A giant container ship remained stuck in the Suez Canal as authorities made new attempts to free the vessel and reopen the crucial waterway.
Two attempts to free the Ever Given failed on Saturday despite hopes the high tide could give the efforts a boost as more than 300 vessels wait to use the canal.
Bernhard Schulte Shipmanagement, the ship’s management company, said around a dozen tugboats were working on Saturday alongside dredging operations that were removing sand and mud from around the left side of the vessel’s bow.
Meanwhile, the head of the Suez Canal Authority said strong winds were “not the only cause” for the Ever Given running aground on Tuesday, appearing to push back against conflicting assessments offered by others.
Lieutenant General Osama Rabei told a news conference on Saturday that an investigation was ongoing but did not rule out human or technical error.
The massive Ever Given, a Panama-flagged ship that carries cargo between Asia and Europe, got stuck in a single-lane stretch of the canal, about four miles north of the southern entrance, near the city of Suez.

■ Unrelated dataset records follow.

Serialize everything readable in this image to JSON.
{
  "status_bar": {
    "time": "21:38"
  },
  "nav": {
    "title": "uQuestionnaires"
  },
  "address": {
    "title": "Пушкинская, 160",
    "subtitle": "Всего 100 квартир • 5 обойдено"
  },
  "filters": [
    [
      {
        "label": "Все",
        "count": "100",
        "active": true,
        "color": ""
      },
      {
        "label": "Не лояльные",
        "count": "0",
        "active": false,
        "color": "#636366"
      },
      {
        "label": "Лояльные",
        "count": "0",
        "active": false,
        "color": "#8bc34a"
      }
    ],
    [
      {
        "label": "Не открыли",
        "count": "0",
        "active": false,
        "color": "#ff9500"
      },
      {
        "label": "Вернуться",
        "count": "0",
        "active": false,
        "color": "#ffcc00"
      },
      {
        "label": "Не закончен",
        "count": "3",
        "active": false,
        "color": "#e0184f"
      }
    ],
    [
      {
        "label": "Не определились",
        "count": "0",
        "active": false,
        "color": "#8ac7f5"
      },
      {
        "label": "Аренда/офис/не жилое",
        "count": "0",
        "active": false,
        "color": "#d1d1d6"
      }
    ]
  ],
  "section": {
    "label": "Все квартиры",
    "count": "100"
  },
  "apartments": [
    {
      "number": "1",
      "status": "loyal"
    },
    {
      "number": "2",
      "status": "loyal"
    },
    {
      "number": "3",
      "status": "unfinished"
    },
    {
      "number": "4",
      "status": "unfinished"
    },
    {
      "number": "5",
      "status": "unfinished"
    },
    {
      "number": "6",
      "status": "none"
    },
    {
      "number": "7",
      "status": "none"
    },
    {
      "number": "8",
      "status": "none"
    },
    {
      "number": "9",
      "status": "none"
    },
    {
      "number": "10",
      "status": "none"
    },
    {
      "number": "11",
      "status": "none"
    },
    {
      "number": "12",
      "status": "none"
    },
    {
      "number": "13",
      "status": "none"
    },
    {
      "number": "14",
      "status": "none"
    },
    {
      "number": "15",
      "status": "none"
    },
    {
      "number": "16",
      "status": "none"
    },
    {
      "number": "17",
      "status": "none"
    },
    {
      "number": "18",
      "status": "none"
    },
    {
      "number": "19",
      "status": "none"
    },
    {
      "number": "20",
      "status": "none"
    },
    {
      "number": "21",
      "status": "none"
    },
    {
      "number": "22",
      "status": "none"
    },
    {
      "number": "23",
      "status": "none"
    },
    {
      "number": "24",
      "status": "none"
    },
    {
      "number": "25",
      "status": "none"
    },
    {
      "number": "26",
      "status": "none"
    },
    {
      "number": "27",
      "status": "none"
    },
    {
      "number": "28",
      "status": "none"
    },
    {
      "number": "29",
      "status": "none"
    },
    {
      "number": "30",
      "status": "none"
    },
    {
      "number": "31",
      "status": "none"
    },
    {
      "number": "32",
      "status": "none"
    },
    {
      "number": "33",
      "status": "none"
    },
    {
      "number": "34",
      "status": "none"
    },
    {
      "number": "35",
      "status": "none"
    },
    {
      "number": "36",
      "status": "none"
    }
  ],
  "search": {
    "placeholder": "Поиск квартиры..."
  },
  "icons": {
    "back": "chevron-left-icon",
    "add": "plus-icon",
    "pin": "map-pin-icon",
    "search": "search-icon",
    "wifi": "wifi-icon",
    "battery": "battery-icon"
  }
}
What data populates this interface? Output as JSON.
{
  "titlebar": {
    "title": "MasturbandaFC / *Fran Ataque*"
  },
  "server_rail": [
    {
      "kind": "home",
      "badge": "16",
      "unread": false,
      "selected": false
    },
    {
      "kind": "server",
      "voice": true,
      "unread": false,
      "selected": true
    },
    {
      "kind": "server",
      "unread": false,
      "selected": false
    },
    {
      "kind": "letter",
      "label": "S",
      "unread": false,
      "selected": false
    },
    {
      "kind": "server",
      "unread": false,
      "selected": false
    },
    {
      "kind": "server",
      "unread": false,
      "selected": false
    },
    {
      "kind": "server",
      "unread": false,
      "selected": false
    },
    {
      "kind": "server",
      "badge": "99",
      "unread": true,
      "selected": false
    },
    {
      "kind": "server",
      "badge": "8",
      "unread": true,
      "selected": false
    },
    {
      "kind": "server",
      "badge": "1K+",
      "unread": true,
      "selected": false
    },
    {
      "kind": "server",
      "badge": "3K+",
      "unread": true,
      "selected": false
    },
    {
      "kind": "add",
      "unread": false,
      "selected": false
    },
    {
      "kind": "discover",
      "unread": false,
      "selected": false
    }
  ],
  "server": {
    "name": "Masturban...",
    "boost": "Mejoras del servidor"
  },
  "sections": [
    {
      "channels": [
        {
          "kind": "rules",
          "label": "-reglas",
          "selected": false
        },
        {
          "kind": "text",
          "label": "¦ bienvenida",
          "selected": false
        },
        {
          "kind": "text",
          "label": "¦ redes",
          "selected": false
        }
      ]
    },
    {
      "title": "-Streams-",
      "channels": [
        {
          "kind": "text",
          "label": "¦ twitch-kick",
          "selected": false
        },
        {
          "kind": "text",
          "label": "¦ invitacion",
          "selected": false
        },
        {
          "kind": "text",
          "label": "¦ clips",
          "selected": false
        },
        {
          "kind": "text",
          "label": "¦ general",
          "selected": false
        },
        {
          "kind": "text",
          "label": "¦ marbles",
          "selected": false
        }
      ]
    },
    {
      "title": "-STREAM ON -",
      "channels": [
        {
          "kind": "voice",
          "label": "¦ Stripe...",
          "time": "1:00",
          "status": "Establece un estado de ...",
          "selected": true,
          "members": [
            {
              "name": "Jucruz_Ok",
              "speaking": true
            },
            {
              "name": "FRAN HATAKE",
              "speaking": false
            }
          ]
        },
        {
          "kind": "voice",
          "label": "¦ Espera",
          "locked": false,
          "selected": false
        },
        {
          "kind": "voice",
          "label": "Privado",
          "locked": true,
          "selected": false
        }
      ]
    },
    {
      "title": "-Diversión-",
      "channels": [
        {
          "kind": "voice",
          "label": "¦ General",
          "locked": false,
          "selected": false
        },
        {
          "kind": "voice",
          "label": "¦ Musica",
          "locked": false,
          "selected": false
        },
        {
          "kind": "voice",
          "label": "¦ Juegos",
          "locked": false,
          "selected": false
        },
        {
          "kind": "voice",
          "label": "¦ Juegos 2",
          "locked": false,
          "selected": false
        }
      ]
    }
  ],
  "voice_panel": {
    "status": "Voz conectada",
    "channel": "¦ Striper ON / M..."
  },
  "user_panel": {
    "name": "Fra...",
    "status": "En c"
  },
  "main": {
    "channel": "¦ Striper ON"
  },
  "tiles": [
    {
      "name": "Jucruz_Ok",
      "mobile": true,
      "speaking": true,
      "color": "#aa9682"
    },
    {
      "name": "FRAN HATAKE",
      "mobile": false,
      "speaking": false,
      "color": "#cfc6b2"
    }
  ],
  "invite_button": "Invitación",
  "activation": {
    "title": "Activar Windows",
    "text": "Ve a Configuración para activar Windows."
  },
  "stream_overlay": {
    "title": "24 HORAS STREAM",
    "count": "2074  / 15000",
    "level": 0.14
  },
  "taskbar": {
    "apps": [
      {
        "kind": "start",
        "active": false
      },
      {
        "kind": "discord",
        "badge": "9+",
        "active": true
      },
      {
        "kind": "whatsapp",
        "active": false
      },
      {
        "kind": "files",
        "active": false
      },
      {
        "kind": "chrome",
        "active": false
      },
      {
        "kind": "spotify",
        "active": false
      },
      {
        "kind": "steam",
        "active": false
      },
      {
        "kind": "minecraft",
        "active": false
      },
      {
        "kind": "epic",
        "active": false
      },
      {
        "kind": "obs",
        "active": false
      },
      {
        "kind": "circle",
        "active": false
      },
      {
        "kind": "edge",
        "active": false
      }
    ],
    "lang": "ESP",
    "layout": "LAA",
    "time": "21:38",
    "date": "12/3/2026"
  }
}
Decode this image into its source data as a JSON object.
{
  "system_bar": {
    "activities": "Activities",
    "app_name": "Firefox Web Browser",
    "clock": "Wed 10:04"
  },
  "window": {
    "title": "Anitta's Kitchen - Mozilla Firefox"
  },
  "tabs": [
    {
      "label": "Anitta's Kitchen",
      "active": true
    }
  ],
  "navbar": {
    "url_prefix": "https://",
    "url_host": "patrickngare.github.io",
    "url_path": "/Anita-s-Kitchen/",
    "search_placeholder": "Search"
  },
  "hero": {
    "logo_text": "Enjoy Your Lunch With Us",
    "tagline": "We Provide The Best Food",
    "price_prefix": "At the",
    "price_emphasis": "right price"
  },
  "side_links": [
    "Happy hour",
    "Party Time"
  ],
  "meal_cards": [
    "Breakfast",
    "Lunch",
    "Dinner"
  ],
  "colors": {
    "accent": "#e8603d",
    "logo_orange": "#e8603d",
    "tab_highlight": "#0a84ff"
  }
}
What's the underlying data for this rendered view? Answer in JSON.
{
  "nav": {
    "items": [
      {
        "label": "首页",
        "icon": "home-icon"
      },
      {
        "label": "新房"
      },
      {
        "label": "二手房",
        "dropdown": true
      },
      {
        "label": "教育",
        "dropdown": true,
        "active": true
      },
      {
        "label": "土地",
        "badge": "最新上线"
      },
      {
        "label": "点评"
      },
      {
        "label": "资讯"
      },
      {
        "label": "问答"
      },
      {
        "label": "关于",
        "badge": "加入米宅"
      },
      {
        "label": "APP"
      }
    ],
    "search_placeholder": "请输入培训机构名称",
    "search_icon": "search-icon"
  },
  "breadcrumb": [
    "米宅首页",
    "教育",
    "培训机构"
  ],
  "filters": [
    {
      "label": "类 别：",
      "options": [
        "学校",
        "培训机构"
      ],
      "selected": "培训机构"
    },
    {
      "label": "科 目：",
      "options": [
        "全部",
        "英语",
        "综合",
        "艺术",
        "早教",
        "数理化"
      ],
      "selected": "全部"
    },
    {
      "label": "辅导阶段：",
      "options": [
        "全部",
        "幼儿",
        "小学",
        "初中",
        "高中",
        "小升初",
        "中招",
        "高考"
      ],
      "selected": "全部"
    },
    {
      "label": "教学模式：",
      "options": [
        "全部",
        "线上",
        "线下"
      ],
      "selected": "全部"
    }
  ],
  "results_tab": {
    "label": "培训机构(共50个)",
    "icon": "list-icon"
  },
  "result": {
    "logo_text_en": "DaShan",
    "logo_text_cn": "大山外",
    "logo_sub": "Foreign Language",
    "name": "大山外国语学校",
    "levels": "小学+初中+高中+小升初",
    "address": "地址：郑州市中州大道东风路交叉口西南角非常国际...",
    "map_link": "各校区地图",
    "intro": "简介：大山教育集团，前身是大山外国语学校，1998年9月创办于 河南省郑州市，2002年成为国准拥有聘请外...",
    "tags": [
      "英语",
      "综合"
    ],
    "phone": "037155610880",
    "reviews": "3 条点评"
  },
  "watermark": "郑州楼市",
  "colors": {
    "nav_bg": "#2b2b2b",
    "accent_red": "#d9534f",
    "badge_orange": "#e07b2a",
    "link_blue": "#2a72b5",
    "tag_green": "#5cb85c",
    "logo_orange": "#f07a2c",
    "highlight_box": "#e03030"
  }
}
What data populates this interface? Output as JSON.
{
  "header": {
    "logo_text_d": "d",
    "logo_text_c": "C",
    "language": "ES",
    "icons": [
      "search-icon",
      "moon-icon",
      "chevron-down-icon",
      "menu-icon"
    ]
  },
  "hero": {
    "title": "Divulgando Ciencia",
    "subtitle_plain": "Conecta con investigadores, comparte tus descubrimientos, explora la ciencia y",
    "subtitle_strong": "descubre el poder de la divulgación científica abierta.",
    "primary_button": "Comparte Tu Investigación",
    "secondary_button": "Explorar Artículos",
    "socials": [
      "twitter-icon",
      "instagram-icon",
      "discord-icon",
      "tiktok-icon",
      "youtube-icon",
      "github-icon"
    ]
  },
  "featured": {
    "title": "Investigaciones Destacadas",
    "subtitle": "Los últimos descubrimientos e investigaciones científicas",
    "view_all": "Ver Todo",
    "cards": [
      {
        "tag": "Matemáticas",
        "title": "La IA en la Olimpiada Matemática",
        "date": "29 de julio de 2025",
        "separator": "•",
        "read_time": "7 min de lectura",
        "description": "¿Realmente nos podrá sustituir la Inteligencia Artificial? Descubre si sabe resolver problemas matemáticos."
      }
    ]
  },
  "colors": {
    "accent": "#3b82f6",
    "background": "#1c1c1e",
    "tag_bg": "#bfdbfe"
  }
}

Lt Gen Rabei said he could not predict when the ship might be dislodged, but said he remained hopeful that dredging could free the ship without having to resort to removing its cargo.
However, he added: “We are in a difficult situation, it’s a bad incident.”
Asked about when they expected to free the vessel and reopen the canal, he said: “I can’t say because I do not know.”
Shoei Kisen, the company that owns the vessel, said it was considering removing containers if other refloating efforts failed.
Since the blockage began, a maritime traffic jam had grown to more than 320 vessels waiting on both ends of the Suez Canal and in the Great Bitter Lake in the middle of the waterway.
Peter Berdowski, chief executive officer of Boskalis, the salvage firm hired to extract the Ever Given said on Friday said the company hoped to pull the container ship free within days using a combination of heavy tugboats, dredging and high tides.
He told the Dutch current affairs show Nieuwsuur on Friday night that the front of the ship is stuck in sandy clay, but the rear “has not been completely pushed into the clay and that is positive because you can use the rear end to pull it free”.
“The combination of the (tug) boats we will have there, more ground dredged away and the high tide, we hope that will be enough to get the ship free somewhere early next week,” he said.
Egypt Prime Minister Mustafa Madbouly called the ship’s predicament “a very extraordinary incident,” in his first public comments on the blockage.